Así es el tiangue de animales en El Salvador donde todo se paga “al contado o por trueque”
Cada semana, un mercado de animales en San Rafael Cedros reúne a vendedores que negocian ganado, aves y cerdos solo con efectivo o trueque.
Por
Agencias
Publicado el 27 de abril de 2026
El tiangue de San Rafael Cedros, en El Salvador, es un mercado tradicional donde cada fin de semana se compran y venden animales como reses, cerdos y aves. En este espacio, las transacciones se realizan únicamente en efectivo o mediante trueque, sin uso de tarjetas o transferencias. Los precios pueden alcanzar hasta $3,000 por un toro, y se negocian unas 700 cabezas de ganado por jornada. Participan comerciantes conocidos como “correteros”, así como nuevos vendedores y mujeres dedicadas al negocio. Este mercado sigue siendo una fuente importante de ingresos y refleja prácticas comerciales tradicionales que aún se mantienen vigentes.
En El Salvador, los tiangues siguen siendo parte activa de la economía local. Uno de los más conocidos está en San Rafael Cedros, a unos 50 kilómetros de San Salvador, donde cada fin de semana se instala un mercado de animales en el que no hay tarjetas, transferencias ni pagos digitales: todo se hace en efectivo o mediante trueque.
Desde temprano, el sonido de gallos marca el inicio de la jornada. En un espacio que abarca casi dos canchas de fútbol, se concentran vendedores y compradores para negociar reses, caballos, cerdos, cabras, conejos y aves.

Un mercado donde manda el efectivo
A diferencia de otros espacios comerciales, en este tiangue el dinero circula de mano en mano. “Usamos puro ‘cash’, nada de transacciones ni cuentas bancarias, porque lo contamos al instante. Si hace falta, hay que completarlo”, explicó Domar Argueta, comerciante de 28 años.
Los precios varían según el tipo de animal.

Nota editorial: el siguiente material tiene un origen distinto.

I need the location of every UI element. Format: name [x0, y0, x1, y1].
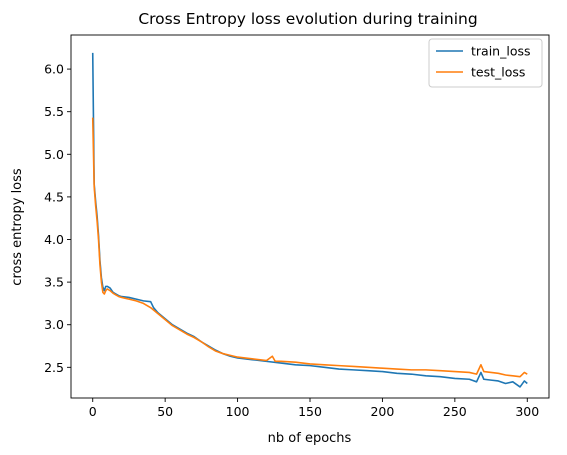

Un toro puede alcanzar los $3,000, mientras que las vacas se venden entre $600 y $1,000. En un solo día, pueden negociarse alrededor de 700 cabezas de ganado, según datos compartidos por la alcaldía local.

Además del efectivo, también se practica el trueque, una dinámica que permite intercambiar animales o combinar pagos con dinero.

El oficio de “corretero”
Dentro del tiangue, uno de los roles más conocidos es el del “corretero”, personas dedicadas a comprar y vender ganado. Armando Sequeira, de 74 años, lleva más de cinco décadas en este oficio.
“Antes, a las ocho de la mañana no podías hacer un negocio aquí porque te estaban esperando los ‘mareros’. Ahora se respira mejor”, relató sobre los cambios en la dinámica del mercado.

Un espacio que sigue atrayendo nuevos vendedores
El tiangue también se ha convertido en una alternativa económica para quienes buscan nuevas oportunidades. Carlos Barrera, quien regresó de Estados Unidos, decidió invertir sus ahorros en la compra y venta de ganado.
“Por la edad ya no hay trabajo en fábricas aquí. Un cuñado mío trabajaba con ganado y empezamos juntos”, comentó.

Aunque la mayoría de participantes son hombres, las mujeres también forman parte activa del mercado. Carmen Carpio, con más de 20 años de experiencia, se dedica a la venta de cerdos.
“Aquí lo importante es hacer jugar el dinero. Si usted tiene dinero, lo invierte en cerdos, cabras o ganado, y luego los compra y los vende”, explicó.

Tradición que se mantiene
Entre mugidos, cacareos y negociaciones constantes, el tiangue de San Rafael Cedros continúa siendo uno de los mercados más grandes del país y una fuente de ingresos para muchas familias.
Más allá de la compraventa, este espacio refleja una dinámica comercial tradicional que sigue vigente, donde el contacto directo, la negociación y el efectivo marcan el ritmo de cada jornada.